I looked over at Jasmine. She had brought back the blankets and was now working them over our legs and getting us ready to go to sleep in this cold basement. She had listened to me talk about art culture and other things that Gerard had taught me. He had taught me so well that I was able to convey something to another person; I was able to teach someone else, too. His lessons had not been futile, they had been necessary. He may not have taught me everything I needed to know just yet, but he wasn’t done. I hadn’t given him a chance to finish. I wasn’t ready to fly and I knew that. But I had tried anyway on that trampoline, with Jasmine, and I skipped ahead with the lessons he was trying to teach me. I wasn’t patient enough, thinking I was living in a different parallel, when I was still trapped in the same maze. The rules still applied, and I had broken the biggest one there was.

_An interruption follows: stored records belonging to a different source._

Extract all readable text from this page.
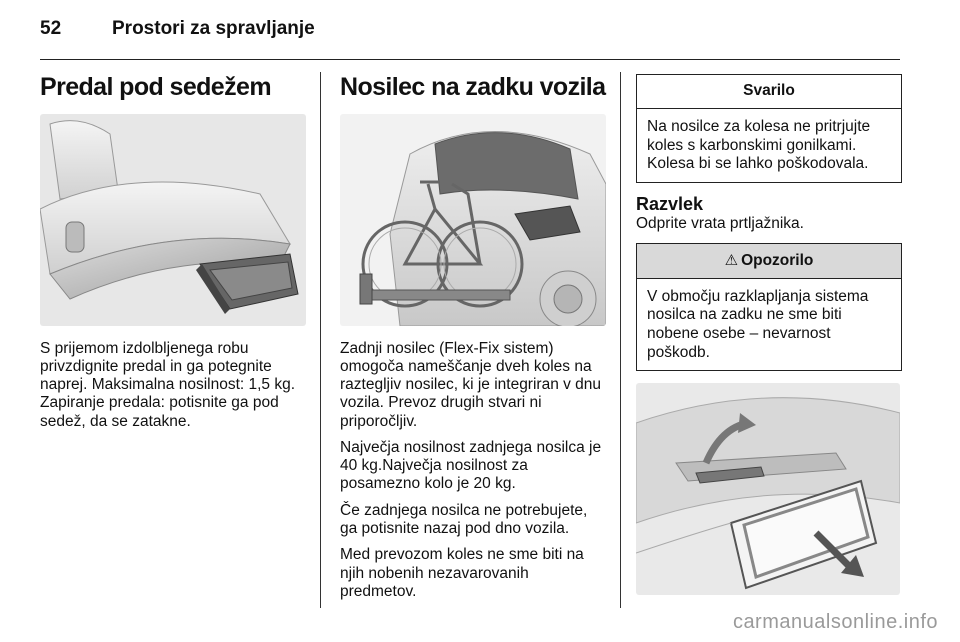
52	Prostori za spravljanje
Predal pod sedežem

S prijemom izdolbljenega robu privzdignite predal in ga potegnite naprej. Maksimalna nosilnost: 1,5 kg. Zapiranje predala: potisnite ga pod sedež, da se zatakne.

Nosilec na zadku vozila

Zadnji nosilec (Flex-Fix sistem) omogoča nameščanje dveh koles na raztegljiv nosilec, ki je integriran v dnu vozila. Prevoz drugih stvari ni priporočljiv.

Največja nosilnost zadnjega nosilca je 40 kg.Največja nosilnost za posamezno kolo je 20 kg.

Če zadnjega nosilca ne potrebujete, ga potisnite nazaj pod dno vozila.

Med prevozom koles ne sme biti na njih nobenih nezavarovanih predmetov.

Svarilo
Na nosilce za kolesa ne pritrjujte koles s karbonskimi gonilkami. Kolesa bi se lahko poškodovala.
Razvlek

Odprite vrata prtljažnika.

⚠ Opozorilo
V območju razklapljanja sistema nosilca na zadku ne sme biti nobene osebe – nevarnost poškodb.
carmanualsonline.info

I had cheated on Gerard. And as Jasmine and I laid ourselves down to sleep that night, I cheated on him again. I kissed her and touched her all over like before, until we ended up in the same position we had been only hours previous. I had still been gentle and kind, using what he had taught me, but I was still breaking the rules. It seemed like once I broke the rules in the first place, there was no limit anymore. I could keep going and going and it wouldn’t matter. I had already screwed up, I might as well make it worth while. Artists wanted everything, and that included the bad things in life; the things they knew they shouldn’t do. I knew I shouldn’t have done this, but instead of covering up my mistake, I repeated it. I needed to remember the pain I felt, because I couldn’t forget this, no matter how hard I tried.

There were a lot of things I didn’t realize until I hit the ground. I may have thought I was trying to be ready, trying to fly on my own, but when my wings were too weak to support a body smaller inside them, and I though I had nothing to lose, there was only so much falling I could do. Now that I was on the ground, with her by my side, I realized how high I had been to begin with.